News & Politics

Iowa State Suppresses Free Speech on Eve of Iowa Caucuses, Lawsuit Alleges

Beardshear Hall on Iowa State University's Central Campus, Creative Commons.

Iowa State University’s policies restricting political action on campus violate the First Amendment guarantee of free speech, effectively muzzling students on the eve of the Iowa caucuses, according to a new lawsuit filed Thursday by the free speech organization Speech First. The university has prevented students from writing messages in chalk and from sending emails to support campaigns or ballot initiatives. The university also maintains an Orwellian Campus Climate Reporting System (CCRS) to police “bias incidents” that the school claims reflect “a similar motivation as hate crimes.”

The university’s policies — and the lawsuit challenging them — will likely impact the Story County caucus when the first Democratic primary contest takes place on February 3.

“The Story County caucuses have historically been decided by a few hundred votes, and ISU boasts a student body of over 33,000 students – so the difference of several hundred politically-engaged students certainly has the potential to influence the outcome,” Nicole Neily, founder and president of Speech First, told PJ Media on Tuesday.

“Historically, students have learned about on- and off-campus candidate events through chalking and been able to attend – or organize counter-programming – accordingly. By silencing the advertising of these events, students are missing out on the opportunity to participate in civic participation,” she argued.

ISU banned most forms of chalking — writing on sidewalks with chalk — after a group called “Students Against Racism” complained to the university about offensive messages last fall. Under the new policy, students may only use chalk to advertise events for school-sanctioned clubs.

According to the lawsuit, this “chalking policy violates Iowa law, which requires that ‘[a] member of the campus community who wishes to engage in noncommercial expressive activity in outdoor areas of campus shall be permitted to do so freely,’ with exceptions not applicable here.”

In addition to the chalking policy, ISU maintains an Acceptable Use of Technology Resources Policy, which applies to students’ personal computers, devices connected to the university’s internet service, and their university-provided email accounts.
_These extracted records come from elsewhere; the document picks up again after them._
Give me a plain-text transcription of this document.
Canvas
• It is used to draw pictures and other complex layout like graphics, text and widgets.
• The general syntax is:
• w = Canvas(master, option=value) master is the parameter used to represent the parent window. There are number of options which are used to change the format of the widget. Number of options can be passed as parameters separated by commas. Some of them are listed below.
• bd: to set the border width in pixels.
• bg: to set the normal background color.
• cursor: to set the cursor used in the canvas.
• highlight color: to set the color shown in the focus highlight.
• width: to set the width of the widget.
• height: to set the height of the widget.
Under the policy, students may not send “email[s] from a university account to solicit support for a candidate or ballot measure, or otherwise us[e] email systems in a concerted effort to support a candidate or ballot measure.”

According to the lawsuit, this policy places content- and viewpoint-based restrictions on speech, in violation of the First Amendment.
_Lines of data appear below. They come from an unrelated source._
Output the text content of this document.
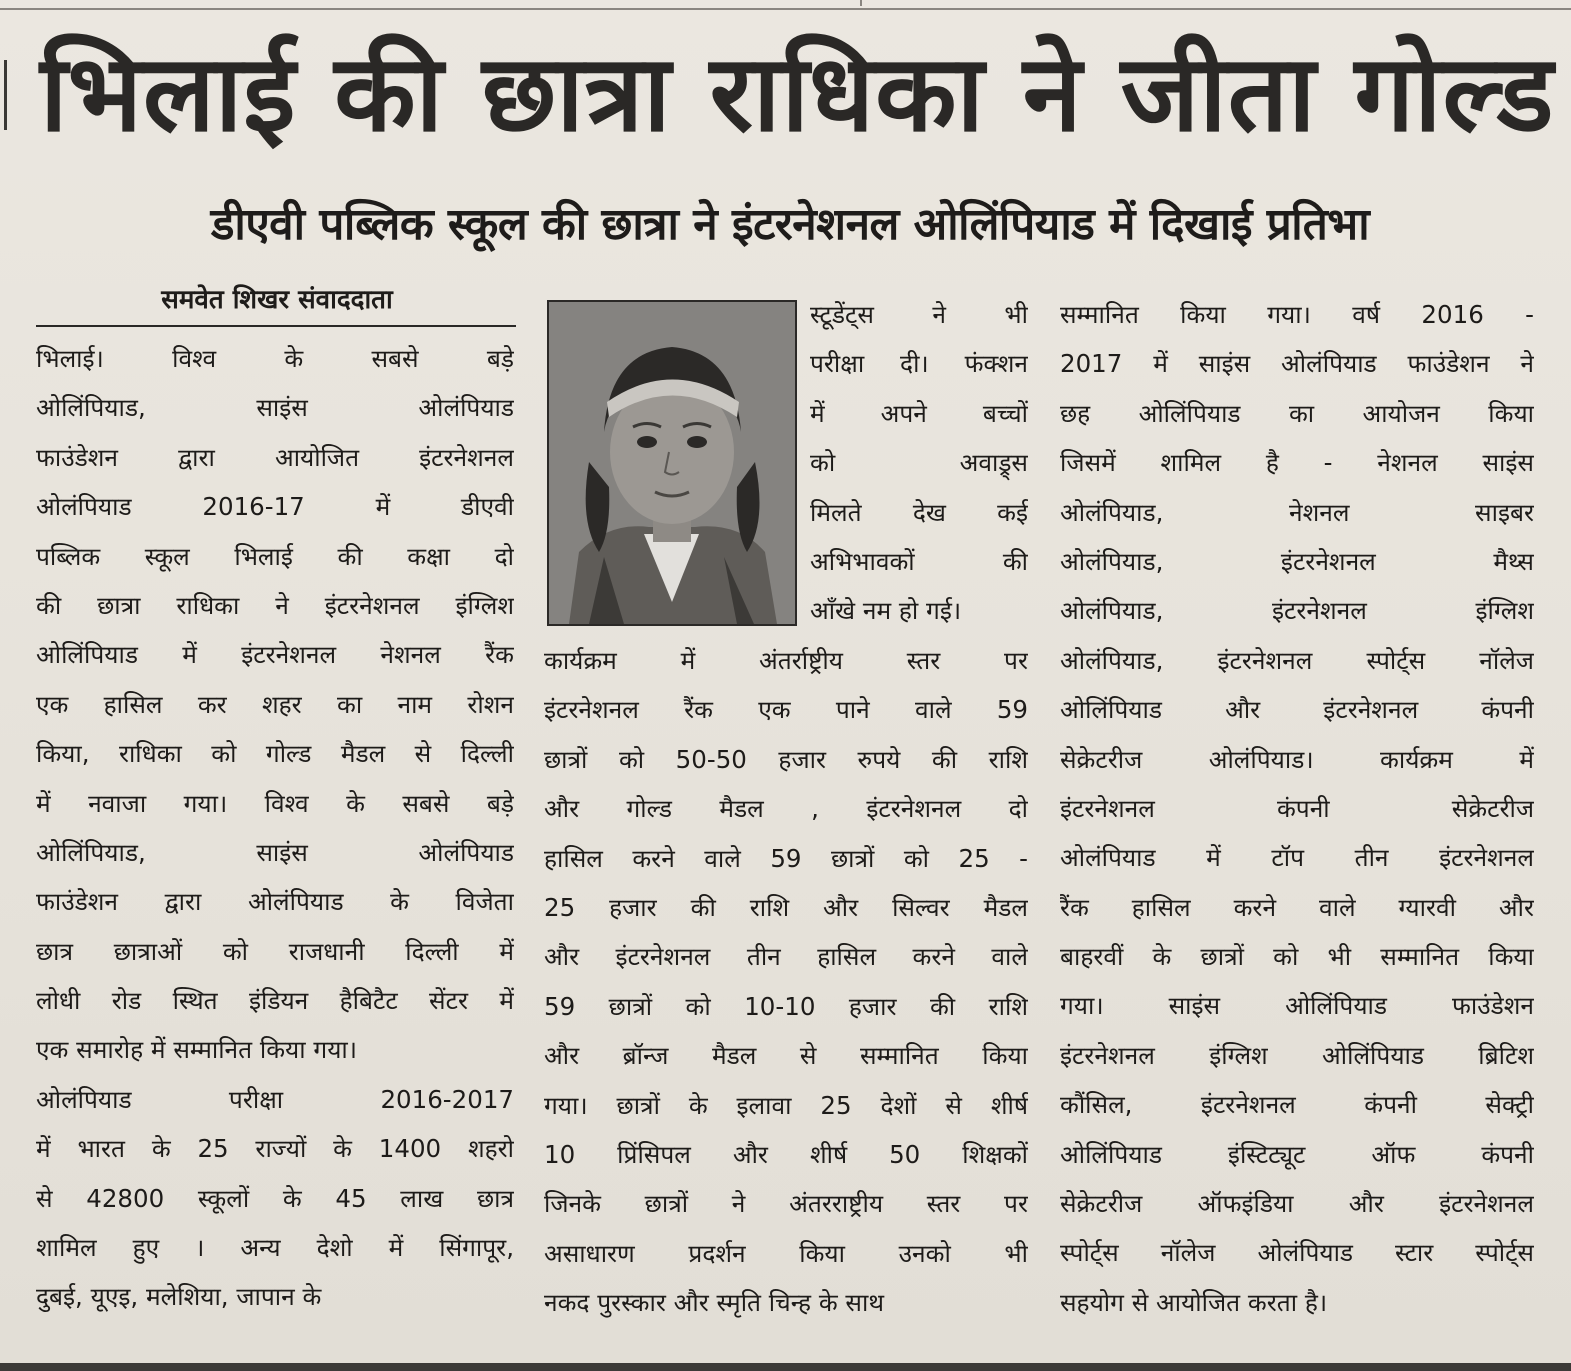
भिलाई की छात्रा राधिका ने जीता गोल्ड
डीएवी पब्लिक स्कूल की छात्रा ने इंटरनेशनल ओलिंपियाड में दिखाई प्रतिभा
समवेत शिखर संवाददाता
भिलाई। विश्व के सबसे बड़े
ओलिंपियाड, साइंस ओलंपियाड
फाउंडेशन द्वारा आयोजित इंटरनेशनल
ओलंपियाड 2016-17 में डीएवी
पब्लिक स्कूल भिलाई की कक्षा दो
की छात्रा राधिका ने इंटरनेशनल इंग्लिश
ओलिंपियाड में इंटरनेशनल नेशनल रैंक
एक हासिल कर शहर का नाम रोशन
किया, राधिका को गोल्ड मैडल से दिल्ली
में नवाजा गया। विश्व के सबसे बड़े
ओलिंपियाड, साइंस ओलंपियाड
फाउंडेशन द्वारा ओलंपियाड के विजेता
छात्र छात्राओं को राजधानी दिल्ली में
लोधी रोड स्थित इंडियन हैबिटैट सेंटर में
एक समारोह में सम्मानित किया गया।
ओलंपियाड परीक्षा 2016-2017
में भारत के 25 राज्यों के 1400 शहरो
से 42800 स्कूलों के 45 लाख छात्र
शामिल हुए । अन्य देशो में सिंगापूर,
दुबई, यूएइ, मलेशिया, जापान के
स्टूडेंट्स ने भी
परीक्षा दी। फंक्शन
में अपने बच्चों
को अवाड्र्स
मिलते देख कई
अभिभावकों की
आँखे नम हो गई।
कार्यक्रम में अंतर्राष्ट्रीय स्तर पर
इंटरनेशनल रैंक एक पाने वाले 59
छात्रों को 50-50 हजार रुपये की राशि
और गोल्ड मैडल , इंटरनेशनल दो
हासिल करने वाले 59 छात्रों को 25 -
25 हजार की राशि और सिल्वर मैडल
और इंटरनेशनल तीन हासिल करने वाले
59 छात्रों को 10-10 हजार की राशि
और ब्रॉन्ज मैडल से सम्मानित किया
गया। छात्रों के इलावा 25 देशों से शीर्ष
10 प्रिंसिपल और शीर्ष 50 शिक्षकों
जिनके छात्रों ने अंतरराष्ट्रीय स्तर पर
असाधारण प्रदर्शन किया उनको भी
नकद पुरस्कार और स्मृति चिन्ह के साथ
सम्मानित किया गया। वर्ष 2016 -
2017 में साइंस ओलंपियाड फाउंडेशन ने
छह ओलिंपियाड का आयोजन किया
जिसमें शामिल है - नेशनल साइंस
ओलंपियाड, नेशनल साइबर
ओलंपियाड, इंटरनेशनल मैथ्स
ओलंपियाड, इंटरनेशनल इंग्लिश
ओलंपियाड, इंटरनेशनल स्पोर्ट्स नॉलेज
ओलिंपियाड और इंटरनेशनल कंपनी
सेक्रेटरीज ओलंपियाड। कार्यक्रम में
इंटरनेशनल कंपनी सेक्रेटरीज
ओलंपियाड में टॉप तीन इंटरनेशनल
रैंक हासिल करने वाले ग्यारवी और
बाहरवीं के छात्रों को भी सम्मानित किया
गया। साइंस ओलिंपियाड फाउंडेशन
इंटरनेशनल इंग्लिश ओलिंपियाड ब्रिटिश
कौंसिल, इंटरनेशनल कंपनी सेक्ट्री
ओलिंपियाड इंस्टिट्यूट ऑफ कंपनी
सेक्रेटरीज ऑफइंडिया और इंटरनेशनल
स्पोर्ट्स नॉलेज ओलंपियाड स्टार स्पोर्ट्स
सहयोग से आयोजित करता है।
“Students who engage in political debates or volunteer for campaigns also commonly use emails to communicate with other students. Since students often seek out the views of their peers, student-to-student emails are an effective means of political speech, organization, and association,” Neily told PJ Media. “Interestingly, the policy prohibits emails that ‘support’ candidates or ballot measures, but not emails that oppose candidates or ballot measures. Thus, a student who emails ‘Vote Bernie’ will face discipline by the University, while a student who emails ‘Don’t Vote Bernie’ will not.”

Finally, the lawsuit claims that ISU’s CCRS — originally called the “Campus Climate Response Team” and based off of similar bias-response teams at other schools — also unconstitutionally chills students’ free speech.

The CCRS investigates “bias incidents,” which the university claims “reflect a similar motivation as hate crimes.” ISU defines “hate crimes” as “crimes committed against a person or their property ‘because of the person’s race, color, religion, ancestry, national origin, political affiliation, sex, sexual orientation, age, or disability, or the person’s association with a person” in one of those categories. Examples of “bias incidents” include actions that someone perceives as “demeaning,” “taunting,” “bullying,” “verbal harassment,” or “intimidation.”

In the past, the university used the phrase “build the wall” as an example of a bias incident. Students reported written support for Rep. Steve King (R-Iowa), Gov. Kim Reynolds (R-Iowa), and President Donald Trump as bias incidents in 2018. When the student government discussed a bill allowing student groups to limit their membership based on “the group’s beliefs and standards,” students reported that as a bias incident because they claimed it involved “discrimination against the LGBT community.”

In 2017, the Foundation for Individual Rights in Education found that bias-response teams lead to “a surveillance state on campus where students and faculty must guard their every utterance for fear of being reported to and investigated by the administration.” That report further warned that “the posture taken by many Bias Response Teams is all too likely to create profound risks to freedom of expression, freedom of association, and academic freedom on campus.”

The students Speech First is representing in the lawsuit support Trump, but ISU’s policies also restrict the speech of Democrats organizing for the Iowa caucuses. Free speech is not a partisan issue.